Just over 21% of incidents reported in internal hotlines and other reporting mechanisms in the third quarter were fraud-related, according to The Network Inc. and BDO Consulting. Rising 2.2 percentage points from the same time last year, the figure reflects an all-time high for fraud-related incident reports since the two firms began conducting their Quarterly Corporate Fraud Index in 2005. The index compares fraud reports with other types of compliance complaints, such as personnel and health and safety concerns, by looking at tips made to hotlines at more than 1,000 organizations, including public and private companies.
What the latest report doesn’t tell us is “whether actual fraud is occurring,” says Luis Ramos, CEO of The Network, a governance, risk, and compliance consultancy. That’s because whistle-blowers may be passing on suspicions or even falsehoods. However, the data does suggest that employees are more willing to come forward with reports nearly 10 years after Enron’s fraud-laden bankruptcy and the regulations that followed, including mandated hotlines for publicly traded companies. Employees appear less likely to look the other way when they see wrongdoing, Ramos contends. “Part of the trend is driven by the higher willingness of employees to act as the eyes and ears of the organization to detect fraud in the workplace,” he says.
The Securities and Exchange Commission’s new whistle-blower program, mandated by the Dodd-Frank Act, went into effect in the middle of the last quarter. Informants can collect 10% to 30% of penalties from SEC enforcement actions that total at least $1 million. Critics of the program have said the rules surrounding how informants of securities fraud can cash in encourage employees to bypass their own compliance departments, putting companies at a disadvantage in SEC cases.

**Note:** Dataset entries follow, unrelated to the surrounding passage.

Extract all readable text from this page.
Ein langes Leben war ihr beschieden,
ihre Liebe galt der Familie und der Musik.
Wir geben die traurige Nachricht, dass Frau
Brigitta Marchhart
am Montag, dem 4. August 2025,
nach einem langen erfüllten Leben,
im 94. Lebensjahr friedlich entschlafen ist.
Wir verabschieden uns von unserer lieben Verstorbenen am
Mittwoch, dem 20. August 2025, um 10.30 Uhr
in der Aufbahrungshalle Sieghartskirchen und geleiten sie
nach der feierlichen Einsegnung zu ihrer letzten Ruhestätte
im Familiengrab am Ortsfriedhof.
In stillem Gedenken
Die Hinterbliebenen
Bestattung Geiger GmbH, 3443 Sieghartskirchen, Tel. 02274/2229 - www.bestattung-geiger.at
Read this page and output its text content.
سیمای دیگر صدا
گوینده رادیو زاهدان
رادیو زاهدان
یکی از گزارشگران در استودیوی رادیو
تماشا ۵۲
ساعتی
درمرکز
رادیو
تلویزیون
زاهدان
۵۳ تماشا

So far, the SEC has received 334 whistle-blower tips under this new regime. The most common complaints concerned market manipulation, corporate disclosures and financial statements, and offering fraud, according to an SEC report on the program’s activity between mid-August and the end of September, when the commission’s 2011 fiscal year ended.
Since the rules went into effect, Ramos says, companies have been promoting the existence of their hotlines through their corporate intranets, notes on payment stubs, and other communications with employees. Organizations are also making a more concerted effort to keep whistle-blowers in the loop on internal investigations, to make it clear their allegations are being taken seriously, he adds.